Although his appellate rights were reinstated, that order “did not do Pope any good” as the rule requiring retention of transcripts for ten years meant that all the transcripts from his 1996 case had been destroyed. (Id.). As a result, the Milwaukee County Circuit Court granted his request for a new trial. (Id.). Both COA and SCOW held otherwise. SCOW’s decision faulted Pope for not obtaining his transcripts while he was being actively denied his right to an appeal and for not identifying, in connection with his belated direct appeal where no transcripts were available, “a facially valid claim of arguably prejudicial error.” (p.3).
Having sympathetically recapped the facts, the Court wastes no time in affirming Judge Ludwig’s order. It finds that Pope has been denied two constitutional rights–his right to the assistance of counsel (given his lawyer’s abandonment of him and failure to initiate an appeal) “and the right to an appeal equivalent to that available to well-heeled litigants” (given that a non-indigent litigant could have purchased the transcripts when Pope first tried to request them in 1997). (p.4).

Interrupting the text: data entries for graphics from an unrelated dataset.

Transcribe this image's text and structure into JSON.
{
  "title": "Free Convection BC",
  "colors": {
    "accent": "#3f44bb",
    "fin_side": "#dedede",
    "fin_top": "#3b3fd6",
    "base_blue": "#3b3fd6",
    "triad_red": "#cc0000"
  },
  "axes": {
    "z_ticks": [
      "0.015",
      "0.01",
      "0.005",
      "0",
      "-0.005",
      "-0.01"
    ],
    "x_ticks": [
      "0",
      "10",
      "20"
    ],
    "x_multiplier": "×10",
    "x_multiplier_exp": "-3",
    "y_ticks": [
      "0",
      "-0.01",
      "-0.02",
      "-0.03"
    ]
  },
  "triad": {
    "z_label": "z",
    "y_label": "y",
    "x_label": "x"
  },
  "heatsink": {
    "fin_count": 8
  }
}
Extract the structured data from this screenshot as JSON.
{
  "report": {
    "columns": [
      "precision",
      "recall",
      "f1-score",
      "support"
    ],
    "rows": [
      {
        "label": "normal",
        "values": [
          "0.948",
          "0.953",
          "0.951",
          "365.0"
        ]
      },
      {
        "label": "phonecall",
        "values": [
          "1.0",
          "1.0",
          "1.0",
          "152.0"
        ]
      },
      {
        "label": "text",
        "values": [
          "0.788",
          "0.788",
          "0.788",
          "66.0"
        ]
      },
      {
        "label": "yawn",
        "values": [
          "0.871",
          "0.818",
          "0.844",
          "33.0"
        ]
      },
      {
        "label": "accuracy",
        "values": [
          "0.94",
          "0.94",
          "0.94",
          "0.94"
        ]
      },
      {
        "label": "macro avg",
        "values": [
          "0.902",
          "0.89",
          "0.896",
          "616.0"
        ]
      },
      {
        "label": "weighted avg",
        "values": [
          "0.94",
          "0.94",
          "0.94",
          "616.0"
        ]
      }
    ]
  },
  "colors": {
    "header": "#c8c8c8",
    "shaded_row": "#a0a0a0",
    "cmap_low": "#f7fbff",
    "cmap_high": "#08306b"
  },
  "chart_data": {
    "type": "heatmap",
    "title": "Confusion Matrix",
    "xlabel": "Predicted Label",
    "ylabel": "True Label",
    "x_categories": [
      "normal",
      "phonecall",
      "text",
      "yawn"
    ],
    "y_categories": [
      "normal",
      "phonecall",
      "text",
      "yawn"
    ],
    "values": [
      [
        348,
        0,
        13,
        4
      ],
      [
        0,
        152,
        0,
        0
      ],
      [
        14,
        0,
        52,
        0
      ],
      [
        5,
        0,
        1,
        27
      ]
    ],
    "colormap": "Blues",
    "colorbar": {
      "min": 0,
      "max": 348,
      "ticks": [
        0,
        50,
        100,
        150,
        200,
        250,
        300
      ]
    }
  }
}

Notably, because Wisconsin “treated all ensuing issues as matters of state law” it “surrendered the benefit of deference” otherwise required under AEDPA. (p.4). Thus, while the AG tries to argue that the “facially valid claim of arguably prejudicial error” requirement is an “independent and adequate” state ground that blocks Pope from obtaining habeas relief, the Court rejects that line of attack with some notably harsh rhetoric. Although the ground may be independent, it surely cannot be “adequate.”
The problem is easy to see. Wisconsin insists that offering a criminal defendant an appeal, 20 years late, without a transcript, is a constitutionally adequate substitute for a timely appeal with a lawyer and a transcript. To state the position is to show the fallacy. No sane person would accept one in lieu of the other. Wisconsin might as well have told Pope that he was welcome to an appeal, but only if he submitted his brief in Punic.
(p.4-5).
Citing its recent decision in Carter v. Buesgen–which found a four-year delay in resolving a state court appeal “ineffective to protect the rights of the applicant”–the Court is left without words to adequately communicate the serious deprivation entitled by the 28-year delay encountered by Pope. (p.5). How disturbed is the Court by Pope’s case? The answer is implicit in this stand-alone, single-sentence paragraph: “Wisconsin’s treatment of Pope is a travesty of justice.” (p.5). Accordingly, the district court’s order granting the writ is affirmed, and the State now has a very short window within which to retry Pope: “Pope must be released on bail unless that trial begins within two months–and, if the trial has not started in three months, the conviction must be vacated and Pope released unconditionally.” (p.5).
And with that parting shot, Judge Easterbrook drops the mic. All in all, an extremely exciting defense win. Shoutout to the SPD’s Andrea Taylor Cornwall, who has been fighting this uphill battle on behalf of her client since 2017!
Congratulations!
Congratulations Andrea! This was so long overdue.
What a wonderful win! Congrats to Andrea and to Pope, for being so insistent.